Dal mondo politico arriva un sostegno bipartisan a Cinecittà e il ministero dei Beni Culturali precisa: "Cinecittà Luce non chiuderà ma serve un provvedimento che le permetta di adempiere alla propria missione''.
I tagli al Fondo Unico dello Spettacolo rimangono comunque confermati e il contributo per il 2011 non potrà quindi superare gli otto milioni di euro.
Tali cifre vengono considerate insufficienti per garantire qualsiasi attività e mantenere integra la forza lavoro attualmente in opera.
Forte preoccupazioni per le sorti di Cinecittà Luce è stata espressa dagli esperti del settore, con la perdita di Cinecittà il patrimonio artistico-culturale italiano ne uscirebbe menomato.
Cinecittà è l’immagine del cinema italiano nel mondo da quasi un secolo.
Come scrive Matteo Tondini nella sua tesi Cinecittà 1950/60 tra bussiness e mondanità una nuova Hollywood sul Tevere dalle pagine dell'Europeo, fu negli anni ‘50 e ’60 del Novecento che Cinecittà divenne la capitale del cinema italiano.
La storiografia ufficiale indica nel 21 aprile del 1937 la data dell’inaugurazione di Cinecittà e la prima grandiosa produzione hollywoodiana a sbarcare a Cinecittà fu “Quo Vadis” di Mervyn LeRoy prodotto dalla Metro Goldwyn Mayer nel 1950.

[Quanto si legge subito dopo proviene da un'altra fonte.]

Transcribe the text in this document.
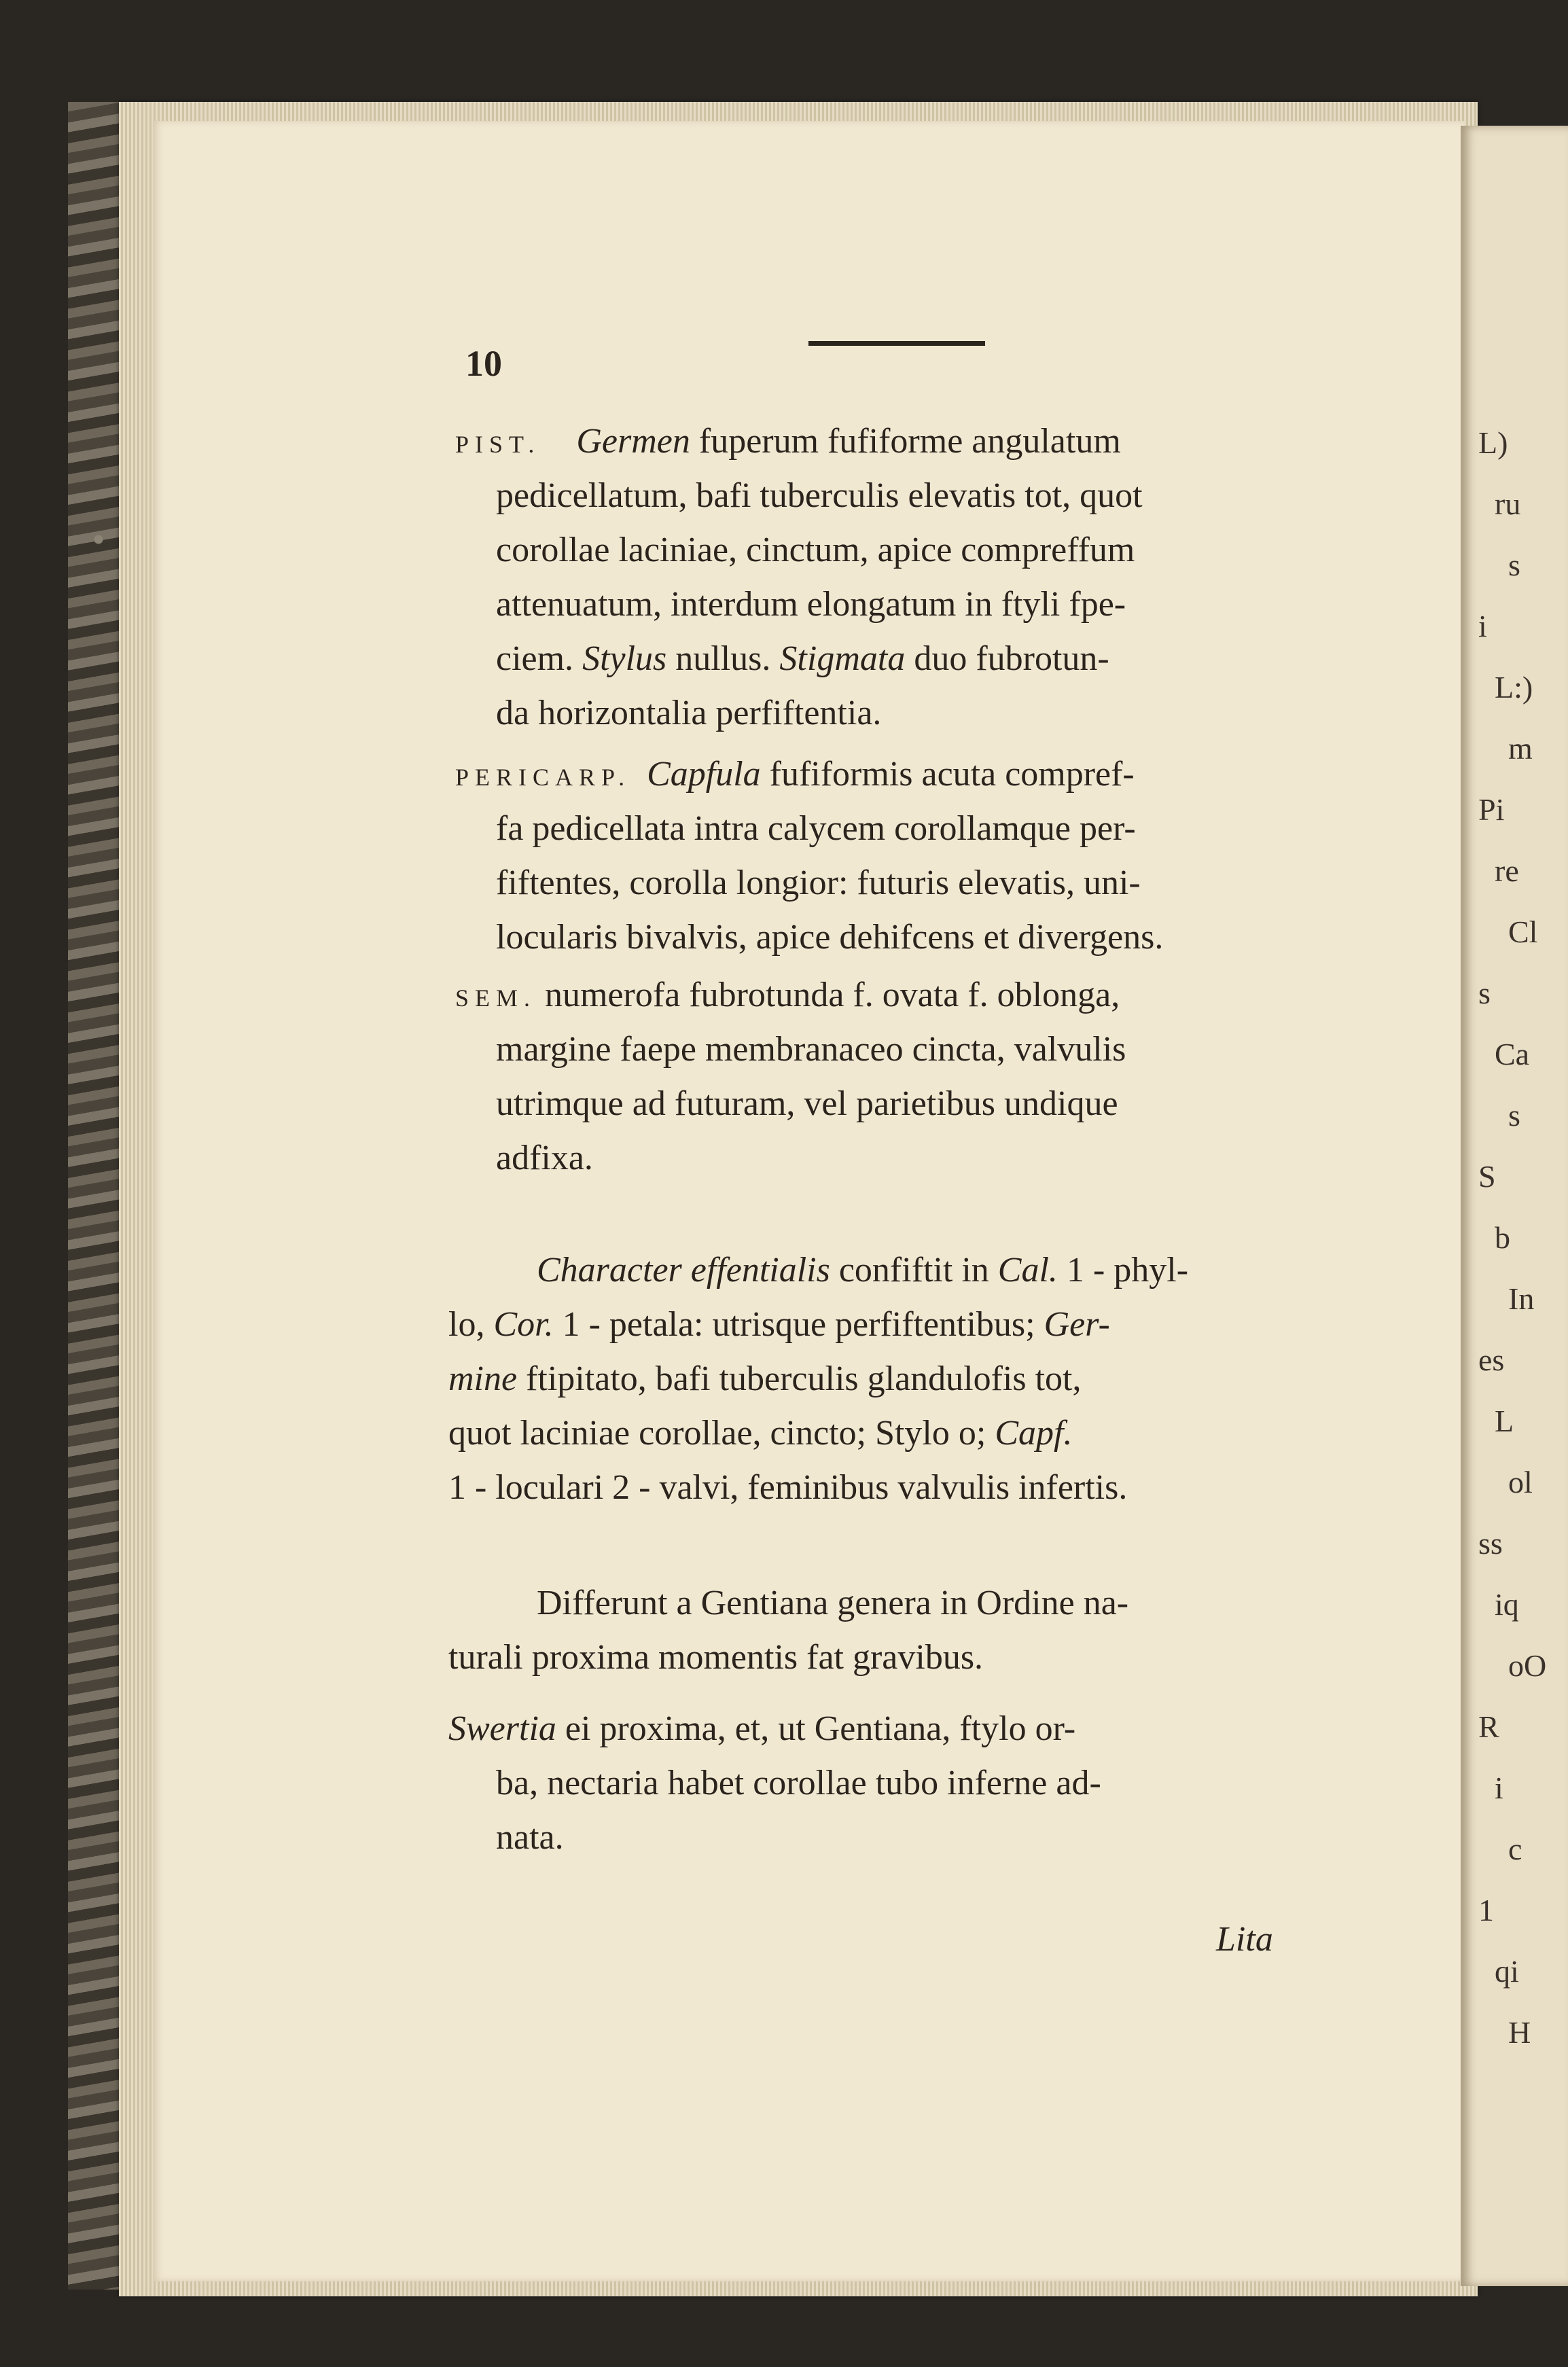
L)
ru
s
i
L:)
m
Pi
re
Cl
s
Ca
s
S
b
In
es
L
ol
ss
iq
oO
R
i
c
1
qi
H
10
PIST. Germen fuperum fufiforme angulatum
pedicellatum, bafi tuberculis elevatis tot, quot
corollae laciniae, cinctum, apice compreffum
attenuatum, interdum elongatum in ftyli fpe-
ciem. Stylus nullus. Stigmata duo fubrotun-
da horizontalia perfiftentia.
PERICARP. Capfula fufiformis acuta compref-
fa pedicellata intra calycem corollamque per-
fiftentes, corolla longior: futuris elevatis, uni-
locularis bivalvis, apice dehifcens et divergens.
SEM. numerofa fubrotunda f. ovata f. oblonga,
margine faepe membranaceo cincta, valvulis
utrimque ad futuram, vel parietibus undique
adfixa.
Character effentialis confiftit in Cal. 1 - phyl-
lo, Cor. 1 - petala: utrisque perfiftentibus; Ger-
mine ftipitato, bafi tuberculis glandulofis tot,
quot laciniae corollae, cincto; Stylo o; Capf.
1 - loculari 2 - valvi, feminibus valvulis infertis.
Differunt a Gentiana genera in Ordine na-
turali proxima momentis fat gravibus.
Swertia ei proxima, et, ut Gentiana, ftylo or-
ba, nectaria habet corollae tubo inferne ad-
nata.
Lita
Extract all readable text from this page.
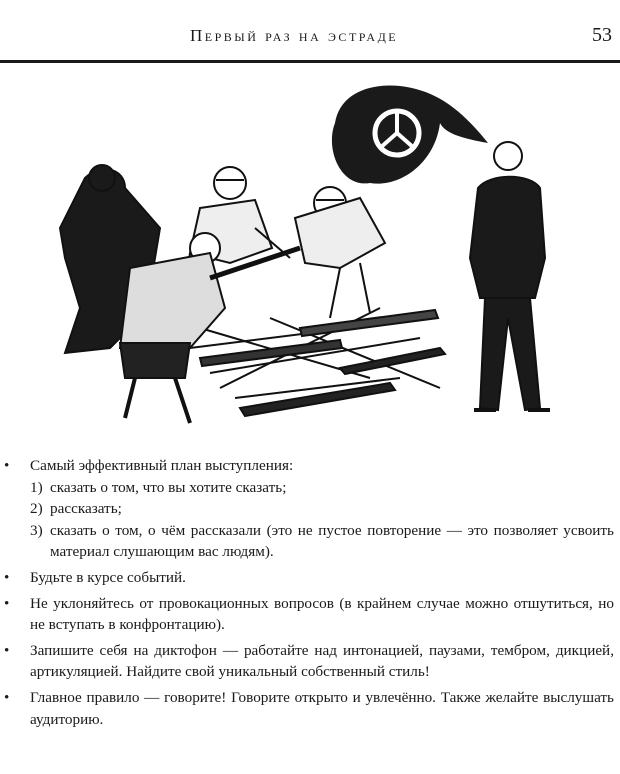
Первый раз на эстраде	53
• Самый эффективный план выступления:
1) сказать о том, что вы хотите сказать;
2) рассказать;
3) сказать о том, о чём рассказали (это не пустое повторение — это позволяет усвоить материал слушающим вас людям).
• Будьте в курсе событий.
• Не уклоняйтесь от провокационных вопросов (в крайнем случае можно отшутиться, но не вступать в конфронтацию).
• Запишите себя на диктофон — работайте над интонацией, паузами, тембром, дикцией, артикуляцией. Найдите свой уникальный собственный стиль!
• Главное правило — говорите! Говорите открыто и увлечённо. Также желайте выслушать аудиторию.
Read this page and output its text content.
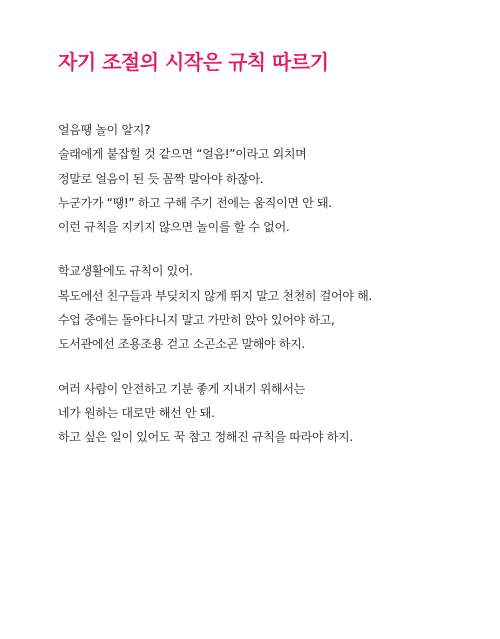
자기 조절의 시작은 규칙 따르기

얼음땡 놀이 알지?
술래에게 붙잡힐 것 같으면 “얼음!”이라고 외치며
정말로 얼음이 된 듯 꼼짝 말아야 하잖아.
누군가가 “땡!” 하고 구해 주기 전에는 움직이면 안 돼.
이런 규칙을 지키지 않으면 놀이를 할 수 없어.

학교생활에도 규칙이 있어.
복도에선 친구들과 부딪치지 않게 뛰지 말고 천천히 걸어야 해.
수업 중에는 돌아다니지 말고 가만히 앉아 있어야 하고,
도서관에선 조용조용 걷고 소곤소곤 말해야 하지.

여러 사람이 안전하고 기분 좋게 지내기 위해서는
네가 원하는 대로만 해선 안 돼.
하고 싶은 일이 있어도 꾹 참고 정해진 규칙을 따라야 하지.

Da questo momento Cinecittà calamita tutte le più importanti produzioni statunitensi, e nuova linfa ne riceve anche il cinema italiano, per il quale comincia un florido periodo in cui vengono prodotti capolavori spesso premiati dagli stessi americani con premi “Oscar”.
Nascono anche nuovi generi, la “commedia all’italiana”, il “neorealismo”, il “peplum” e si impongono all’attenzione mondiale attori e attrici italiani considerati ancor oggi star di assoluta grandezza.